4.5    Zusammenfassend stützte sich die IV-Stelle in der angefochtenen Verfügung vom 26. November 2015 (Urk. 2) somit zu Recht auf das polydisziplinäre Y.___-Gutachten vom 21. März 2014 (Urk. 7/45). In Anwendung der einschlägigen bundesgerichtlichen Rechtsprechung kam sie überdies korrekterweise zum Schluss, dass kein invalidisierender Gesundheitsschaden vorliegt und folglich kein Rentenanspruch besteht. Ausserdem erweisen sich weitere medizinische Abklärungen als nicht erforderlich.

    Da sich die angefochtene Verfügung damit als rechtens erweist, ist die Beschwerde abzuweisen.


5.    Da die Bewilligung oder Verweigerung von Versicherungsleistungen zu prüfen war, ist das Verfahren kostenpflichtig. Die Gerichtskosten sind nach dem Verfahrensaufwand und unabhängig vom Streitwert festzulegen (Art. 69 Abs. 1bis IVG) und auf Fr. 700.-- anzusetzen. Entsprechend dem Verfahrensausgang sind sie der unterliegenden Beschwerdeführerin aufzuerlegen.




Das Gericht erkennt:

1.    Die Beschwerde wird abgewiesen.

2.    Die Gerichtskosten von Fr. 700.-- werden der Beschwerdeführerin auferlegt.

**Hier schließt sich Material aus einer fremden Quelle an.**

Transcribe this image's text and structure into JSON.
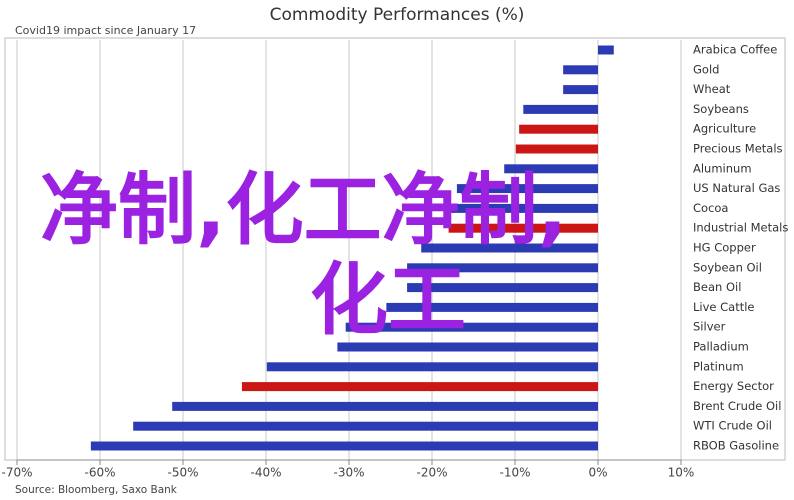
{
  "chart_data": {
    "type": "hbar",
    "title": "Commodity Performances (%)",
    "subtitle": "Covid19 impact since January 17",
    "source": "Source: Bloomberg, Saxo Bank",
    "overlay_text": [
      "净制,化工净制,",
      "化工"
    ],
    "categories": [
      "Arabica Coffee",
      "Gold",
      "Wheat",
      "Soybeans",
      "Agriculture",
      "Precious Metals",
      "Aluminum",
      "US Natural Gas",
      "Cocoa",
      "Industrial Metals",
      "HG Copper",
      "Soybean Oil",
      "Bean Oil",
      "Live Cattle",
      "Silver",
      "Palladium",
      "Platinum",
      "Energy Sector",
      "Brent Crude Oil",
      "WTI Crude Oil",
      "RBOB Gasoline"
    ],
    "values": [
      1.9,
      -4.2,
      -4.2,
      -9,
      -9.5,
      -9.9,
      -11.3,
      -17,
      -18.5,
      -18,
      -21.3,
      -23,
      -23,
      -25.5,
      -30.4,
      -31.4,
      -39.9,
      -42.9,
      -51.3,
      -56,
      -61.1
    ],
    "colors": [
      "#2b3bb3",
      "#2b3bb3",
      "#2b3bb3",
      "#2b3bb3",
      "#cc1616",
      "#cc1616",
      "#2b3bb3",
      "#2b3bb3",
      "#2b3bb3",
      "#cc1616",
      "#2b3bb3",
      "#2b3bb3",
      "#2b3bb3",
      "#2b3bb3",
      "#2b3bb3",
      "#2b3bb3",
      "#2b3bb3",
      "#cc1616",
      "#2b3bb3",
      "#2b3bb3",
      "#2b3bb3"
    ],
    "xlim": [
      -70,
      10
    ],
    "xticks": [
      {
        "value": -70,
        "label": "-70%"
      },
      {
        "value": -60,
        "label": "-60%"
      },
      {
        "value": -50,
        "label": "-50%"
      },
      {
        "value": -40,
        "label": "-40%"
      },
      {
        "value": -30,
        "label": "-30%"
      },
      {
        "value": -20,
        "label": "-20%"
      },
      {
        "value": -10,
        "label": "-10%"
      },
      {
        "value": 0,
        "label": "0%"
      },
      {
        "value": 10,
        "label": "10%"
      }
    ],
    "grid": true
  }
}
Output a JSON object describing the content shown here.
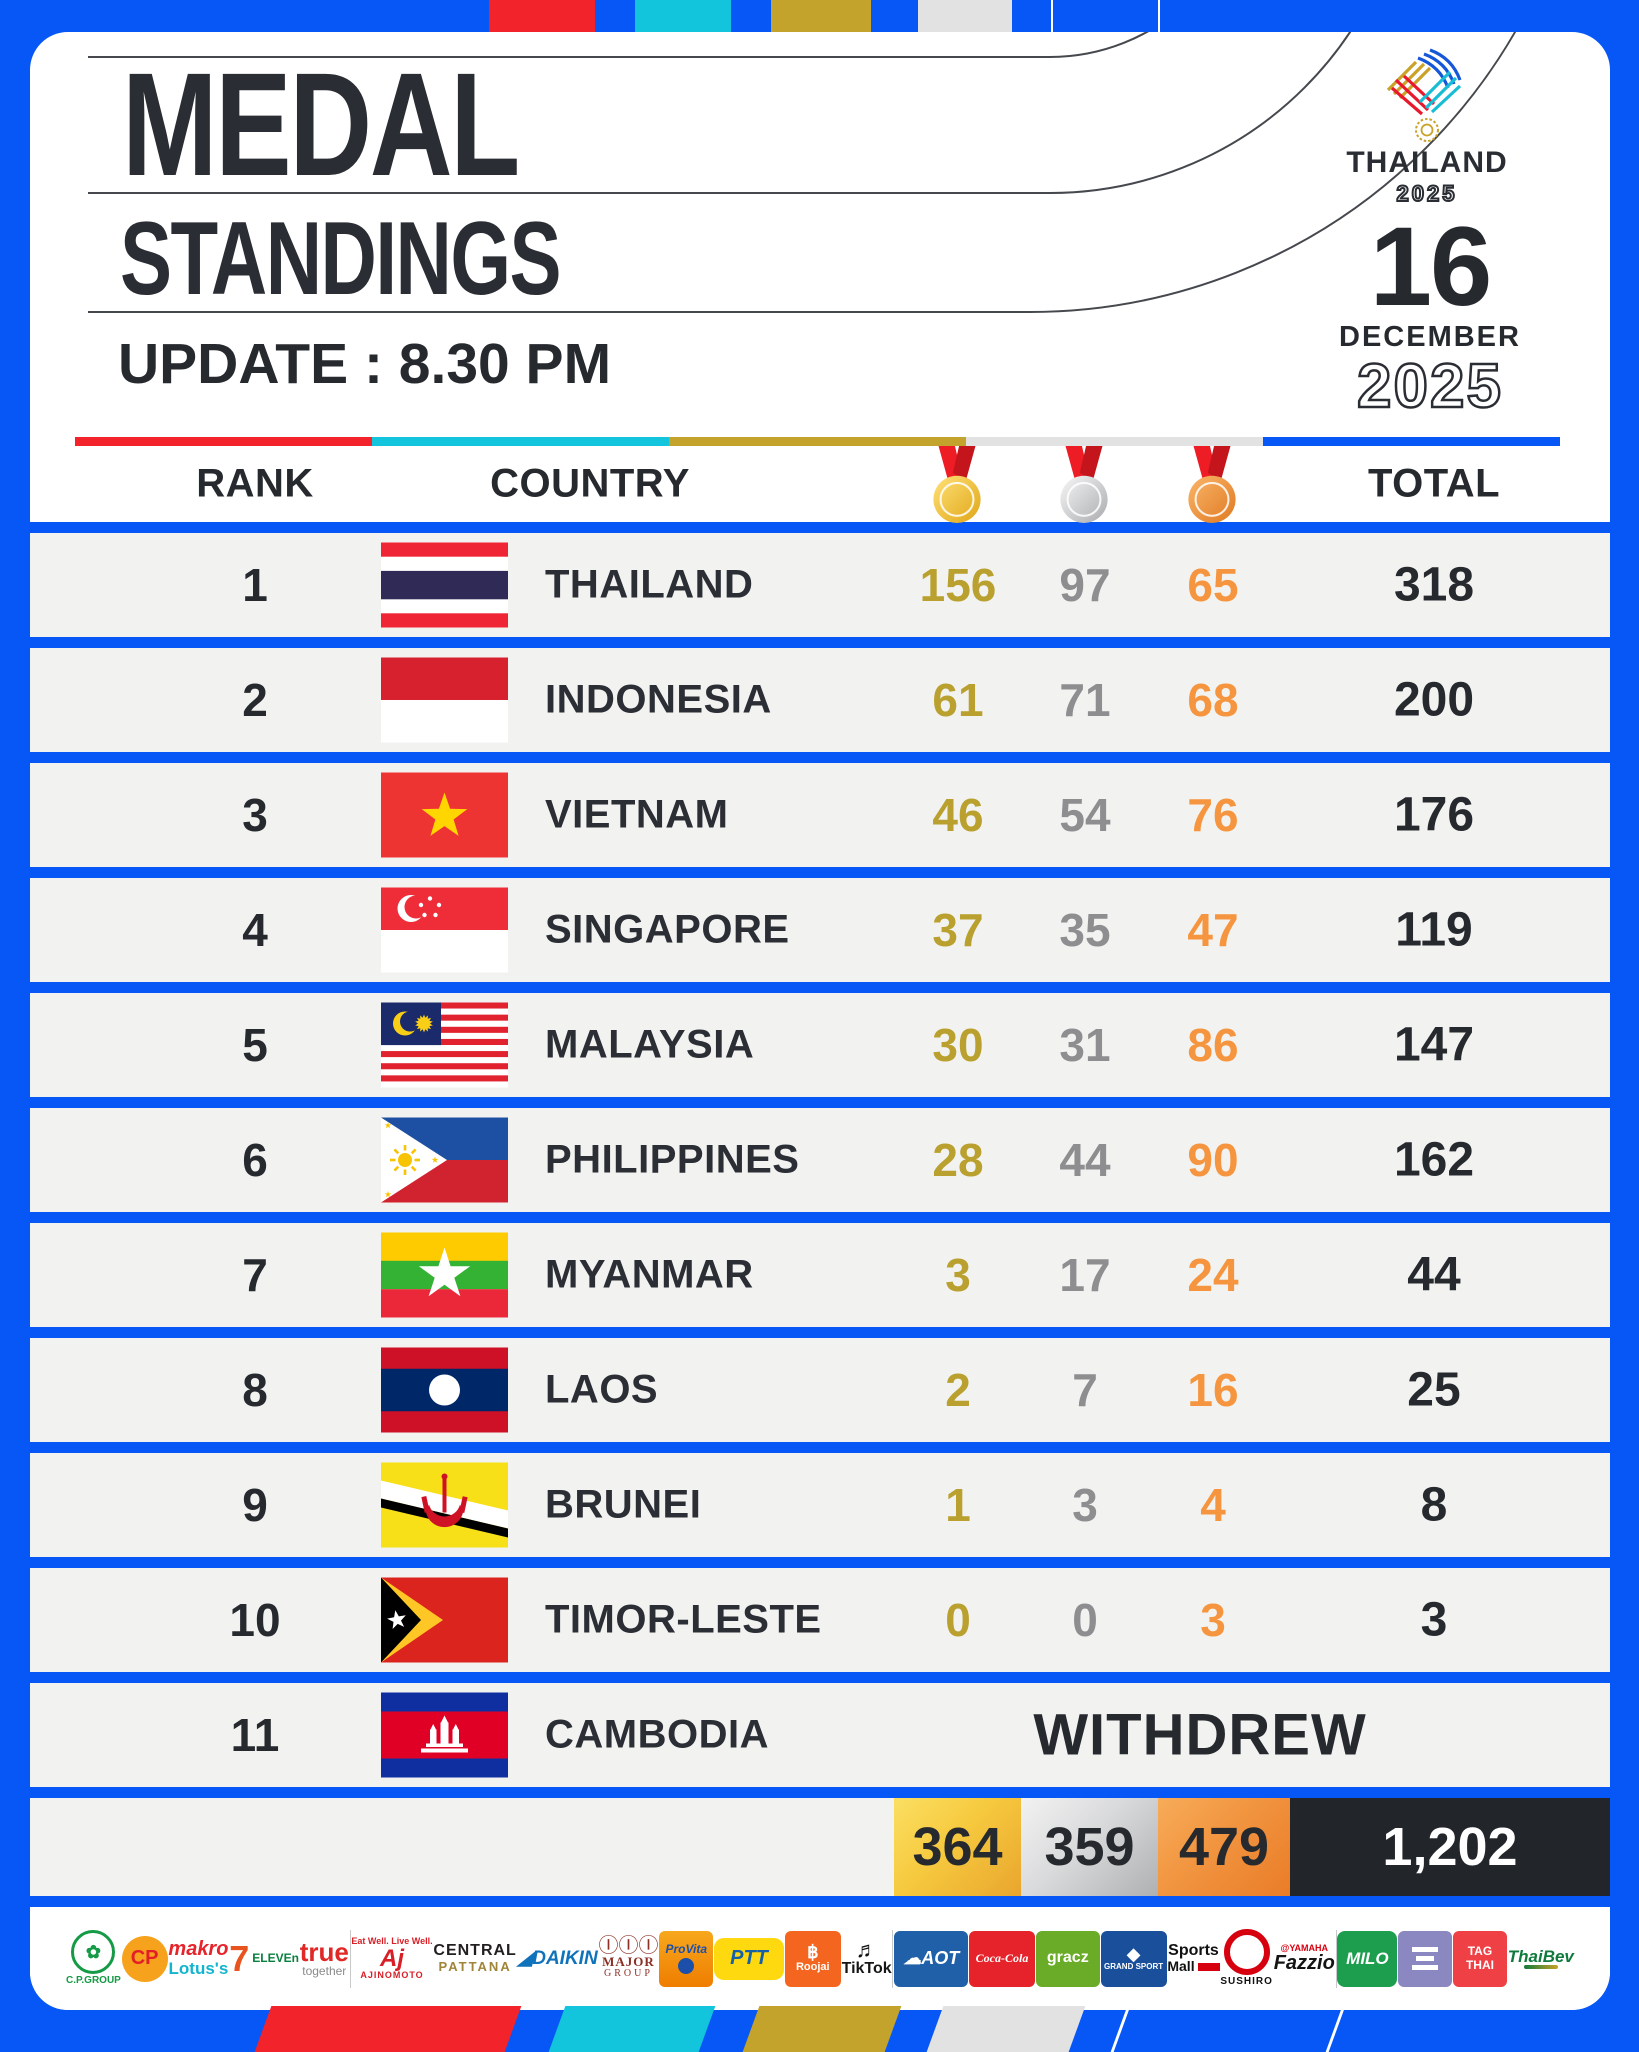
{
  "header": {
    "title_line1": "MEDAL",
    "title_line2": "STANDINGS",
    "update_label": "UPDATE :",
    "update_time": "8.30 PM",
    "logo": {
      "name": "THAILAND",
      "year": "2025"
    },
    "date": {
      "day": "16",
      "month": "DECEMBER",
      "year": "2025"
    }
  },
  "table": {
    "headers": {
      "rank": "RANK",
      "country": "COUNTRY",
      "total": "TOTAL"
    },
    "medal_columns": [
      "gold-medal-icon",
      "silver-medal-icon",
      "bronze-medal-icon"
    ],
    "rows": [
      {
        "rank": "1",
        "country": "THAILAND",
        "flag": "thailand",
        "gold": "156",
        "silver": "97",
        "bronze": "65",
        "total": "318"
      },
      {
        "rank": "2",
        "country": "INDONESIA",
        "flag": "indonesia",
        "gold": "61",
        "silver": "71",
        "bronze": "68",
        "total": "200"
      },
      {
        "rank": "3",
        "country": "VIETNAM",
        "flag": "vietnam",
        "gold": "46",
        "silver": "54",
        "bronze": "76",
        "total": "176"
      },
      {
        "rank": "4",
        "country": "SINGAPORE",
        "flag": "singapore",
        "gold": "37",
        "silver": "35",
        "bronze": "47",
        "total": "119"
      },
      {
        "rank": "5",
        "country": "MALAYSIA",
        "flag": "malaysia",
        "gold": "30",
        "silver": "31",
        "bronze": "86",
        "total": "147"
      },
      {
        "rank": "6",
        "country": "PHILIPPINES",
        "flag": "philippines",
        "gold": "28",
        "silver": "44",
        "bronze": "90",
        "total": "162"
      },
      {
        "rank": "7",
        "country": "MYANMAR",
        "flag": "myanmar",
        "gold": "3",
        "silver": "17",
        "bronze": "24",
        "total": "44"
      },
      {
        "rank": "8",
        "country": "LAOS",
        "flag": "laos",
        "gold": "2",
        "silver": "7",
        "bronze": "16",
        "total": "25"
      },
      {
        "rank": "9",
        "country": "BRUNEI",
        "flag": "brunei",
        "gold": "1",
        "silver": "3",
        "bronze": "4",
        "total": "8"
      },
      {
        "rank": "10",
        "country": "TIMOR-LESTE",
        "flag": "timor-leste",
        "gold": "0",
        "silver": "0",
        "bronze": "3",
        "total": "3"
      },
      {
        "rank": "11",
        "country": "CAMBODIA",
        "flag": "cambodia",
        "status": "WITHDREW"
      }
    ],
    "totals": {
      "gold": "364",
      "silver": "359",
      "bronze": "479",
      "total": "1,202"
    }
  },
  "chart_data": {
    "type": "table",
    "title": "MEDAL STANDINGS",
    "updated": "8.30 PM",
    "date": "16 DECEMBER 2025",
    "columns": [
      "RANK",
      "COUNTRY",
      "GOLD",
      "SILVER",
      "BRONZE",
      "TOTAL"
    ],
    "rows": [
      [
        1,
        "THAILAND",
        156,
        97,
        65,
        318
      ],
      [
        2,
        "INDONESIA",
        61,
        71,
        68,
        200
      ],
      [
        3,
        "VIETNAM",
        46,
        54,
        76,
        176
      ],
      [
        4,
        "SINGAPORE",
        37,
        35,
        47,
        119
      ],
      [
        5,
        "MALAYSIA",
        30,
        31,
        86,
        147
      ],
      [
        6,
        "PHILIPPINES",
        28,
        44,
        90,
        162
      ],
      [
        7,
        "MYANMAR",
        3,
        17,
        24,
        44
      ],
      [
        8,
        "LAOS",
        2,
        7,
        16,
        25
      ],
      [
        9,
        "BRUNEI",
        1,
        3,
        4,
        8
      ],
      [
        10,
        "TIMOR-LESTE",
        0,
        0,
        3,
        3
      ],
      [
        11,
        "CAMBODIA",
        "WITHDREW",
        "WITHDREW",
        "WITHDREW",
        "WITHDREW"
      ]
    ],
    "totals": {
      "gold": 364,
      "silver": 359,
      "bronze": 479,
      "total": 1202
    }
  },
  "sponsors": [
    {
      "id": "cp-group",
      "label": "C.P.GROUP"
    },
    {
      "id": "cp",
      "label": "CP"
    },
    {
      "id": "makro-lotus",
      "label": "makro",
      "label2": "Lotus's"
    },
    {
      "id": "7-eleven",
      "label": "7",
      "label2": "ELEVEn"
    },
    {
      "id": "true",
      "label": "true",
      "label2": "together"
    },
    {
      "id": "divider"
    },
    {
      "id": "ajinomoto",
      "label": "Aj",
      "label2": "AJINOMOTO",
      "tagline": "Eat Well. Live Well."
    },
    {
      "id": "central-pattana",
      "label": "CENTRAL",
      "label2": "PATTANA"
    },
    {
      "id": "daikin",
      "label": "DAIKIN"
    },
    {
      "id": "major-group",
      "label": "MAJOR",
      "label2": "GROUP"
    },
    {
      "id": "provita",
      "label": "ProVita"
    },
    {
      "id": "ptt",
      "label": "PTT"
    },
    {
      "id": "roojai",
      "label": "Roojai"
    },
    {
      "id": "tiktok",
      "label": "TikTok"
    },
    {
      "id": "divider"
    },
    {
      "id": "aot",
      "label": "AOT"
    },
    {
      "id": "coca-cola",
      "label": "Coca-Cola"
    },
    {
      "id": "gracz",
      "label": "gracz"
    },
    {
      "id": "grand-sport",
      "label": "GRAND SPORT"
    },
    {
      "id": "sports-mall",
      "label": "Sports",
      "label2": "Mall"
    },
    {
      "id": "sushiro",
      "label": "SUSHIRO"
    },
    {
      "id": "fazzio",
      "label": "Fazzio",
      "tagline": "@YAMAHA"
    },
    {
      "id": "divider"
    },
    {
      "id": "milo",
      "label": "MILO"
    },
    {
      "id": "purple",
      "label": ""
    },
    {
      "id": "tag-thai",
      "label": "TAG",
      "label2": "THAI"
    },
    {
      "id": "thaibev",
      "label": "ThaiBev"
    }
  ],
  "colors": {
    "accent_blue": "#0657f6",
    "red": "#f3232b",
    "cyan": "#12c4dc",
    "gold_bar": "#c3a32b",
    "light_gray": "#e2e2e2",
    "gold_text": "#b9a02f",
    "silver_text": "#8e8e90",
    "bronze_text": "#f6953f",
    "dark_text": "#26292e"
  }
}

Rechnung und Einzahlungsschein werden der Kostenpflichtigen nach Eintritt der Rechtskraft zugestellt.

3.    Zustellung gegen Empfangsschein an:

- DAS Rechtsschutz-Versicherungs-AG

- Sozialversicherungsanstalt des Kantons Zürich, IV-Stelle

- Bundesamt für Sozialversicherungen

sowie an:

- Gerichtskasse (im Dispositiv nach Eintritt der Rechtskraft)

4.    Gegen diesen Entscheid kann innert 30 Tagen seit der Zustellung beim Bundesgericht Beschwerde eingereicht werden (Art. 82 ff. in Verbindung mit Art. 90 ff. des Bundesgesetzes über das Bundesgericht, BGG). Die Frist steht während folgender Zeiten still: vom siebten Tag vor Ostern bis und mit dem siebten Tag nach Ostern, vom 15. Juli bis und mit 15. August sowie vom 18. Dezember bis und mit dem 2. Januar (Art. 46 BGG).

    Die Beschwerdeschrift ist dem Bundesgericht, Schweizerhofquai 6, 6004 Luzern, zuzustellen.

    Die Beschwerdeschrift hat die Begehren, deren Begründung mit Angabe der Beweismittel und die Unterschrift des Beschwerdeführers oder seines Vertreters zu enthalten; der angefochtene Entscheid sowie die als Beweismittel angerufenen Urkunden sind beizulegen, soweit die Partei sie in Händen hat (Art. 42 BGG).